Embodiment #11: The downhole flow control valve system of Embodiment 10, wherein the actuator is coupled to a gear system including at least one gear coupled with the first disk to rotate the first disk, and wherein the actuator comprises one of a linear actuator, a hydraulic actuator, a rotary actuator, an electric actuator, a magnetic actuator, and a cable-driven actuator.
Embodiment #12: The downhole flow control valve system of any one of Embodiments 10-11, wherein the overlap influences the intake pressure of the downhole pump.
Embodiment #13: The downhole flow control valve system of Embodiment 12, wherein reducing the overlap increases the intake pressure of the downhole pump.
Embodiment #14: The downhole flow control valve system of any one of Embodiments 10-13, further comprising a downhole pump controller and one or more sensors, the downhole pump controller configured to: receive, from the one or more sensors, data measuring attributes of the downhole pump, the downhole flow control valve system, the compressed fluid, and the borehole; and actuate, via the actuator, the first disk to control a flow rate through the flow passage.

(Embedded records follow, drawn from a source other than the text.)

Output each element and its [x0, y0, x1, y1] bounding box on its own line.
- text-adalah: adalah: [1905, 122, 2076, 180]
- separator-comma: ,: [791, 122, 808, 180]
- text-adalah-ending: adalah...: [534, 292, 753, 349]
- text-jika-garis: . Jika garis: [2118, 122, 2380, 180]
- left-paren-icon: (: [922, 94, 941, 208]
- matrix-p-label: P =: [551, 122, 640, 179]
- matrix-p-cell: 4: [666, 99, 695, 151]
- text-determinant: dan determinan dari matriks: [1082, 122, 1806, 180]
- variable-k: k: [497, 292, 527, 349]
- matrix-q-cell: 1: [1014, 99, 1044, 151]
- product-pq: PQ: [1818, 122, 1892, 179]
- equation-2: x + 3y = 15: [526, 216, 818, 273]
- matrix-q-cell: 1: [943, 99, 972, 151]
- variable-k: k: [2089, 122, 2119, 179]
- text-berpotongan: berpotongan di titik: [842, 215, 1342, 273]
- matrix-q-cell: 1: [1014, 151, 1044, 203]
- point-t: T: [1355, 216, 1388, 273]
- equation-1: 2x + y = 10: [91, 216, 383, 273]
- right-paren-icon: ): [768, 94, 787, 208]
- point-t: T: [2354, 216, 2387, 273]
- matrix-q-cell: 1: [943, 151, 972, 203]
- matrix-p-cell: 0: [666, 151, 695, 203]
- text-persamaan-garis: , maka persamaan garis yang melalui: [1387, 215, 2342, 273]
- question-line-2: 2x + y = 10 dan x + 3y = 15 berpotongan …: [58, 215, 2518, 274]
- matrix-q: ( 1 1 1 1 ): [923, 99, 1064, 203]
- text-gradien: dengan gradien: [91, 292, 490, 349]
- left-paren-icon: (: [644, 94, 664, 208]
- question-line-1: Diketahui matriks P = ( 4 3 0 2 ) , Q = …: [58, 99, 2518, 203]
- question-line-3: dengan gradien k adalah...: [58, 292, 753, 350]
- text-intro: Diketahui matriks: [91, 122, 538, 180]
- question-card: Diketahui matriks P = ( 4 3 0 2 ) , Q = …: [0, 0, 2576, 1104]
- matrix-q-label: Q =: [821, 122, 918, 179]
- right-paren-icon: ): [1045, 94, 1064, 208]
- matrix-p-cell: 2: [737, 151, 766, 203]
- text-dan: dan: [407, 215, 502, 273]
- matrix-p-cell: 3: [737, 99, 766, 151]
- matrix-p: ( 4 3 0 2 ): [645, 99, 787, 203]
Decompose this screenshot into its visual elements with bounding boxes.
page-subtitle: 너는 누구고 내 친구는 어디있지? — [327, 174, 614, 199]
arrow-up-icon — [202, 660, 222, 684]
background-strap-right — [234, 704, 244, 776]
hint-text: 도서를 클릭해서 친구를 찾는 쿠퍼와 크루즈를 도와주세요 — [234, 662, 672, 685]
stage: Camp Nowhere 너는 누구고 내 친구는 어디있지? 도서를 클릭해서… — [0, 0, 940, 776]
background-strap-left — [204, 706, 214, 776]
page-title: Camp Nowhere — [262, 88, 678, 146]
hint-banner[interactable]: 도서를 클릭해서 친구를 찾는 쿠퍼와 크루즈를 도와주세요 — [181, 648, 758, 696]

Embodiment #15: A downhole flow control apparatus positioned in a borehole comprising: a throttling valve; and an actuator configured to increase an intake pressure of a downhole pump hydraulically coupled with the throttling valve, wherein the throttling valve is to form a flow passage for a compressed fluid.
Embodiment #16: The apparatus of Embodiment 15, wherein the downhole pump is an electric submersible pump (ESP) or a progressive cavity pump (PCP) configured to move the compressed fluid through the flow passage.
Embodiment #17: The apparatus of any one of Embodiments 15-16, wherein the throttling valve comprises a rotary valve, wherein the rotary valve includes: a rotatable first disk including a first perforation; and a fixed second disk including a second perforation, wherein the second disk is longitudinally-adjacently coupled with the first disk such that at least a first portion of the first perforation overlaps the second perforation, wherein the overlap forms the flow passage.
Embodiment #18: The apparatus of Embodiment 17, wherein the actuator is coupled to a gear system including at least one gear coupled with the first disk to rotate the first disk, and wherein the actuator comprises one of a linear actuator, a hydraulic actuator, a rotary actuator, an electric actuator, a magnetic actuator, and a cable-driven actuator.
Embodiment #19: The apparatus of any one of Embodiments 17-18, wherein reducing the overlap increases the intake pressure of the downhole pump.
Embodiment #20: The apparatus of any one of Embodiments 17-19, further comprising a downhole pump controller and one or more sensors, the downhole pump controller configured to: receive, from the one or more sensors, data measuring attributes of the downhole pump, the apparatus, the compressible fluid, and the borehole; and actuate, via the actuator, the first disk to control a flow rate through the flow passage.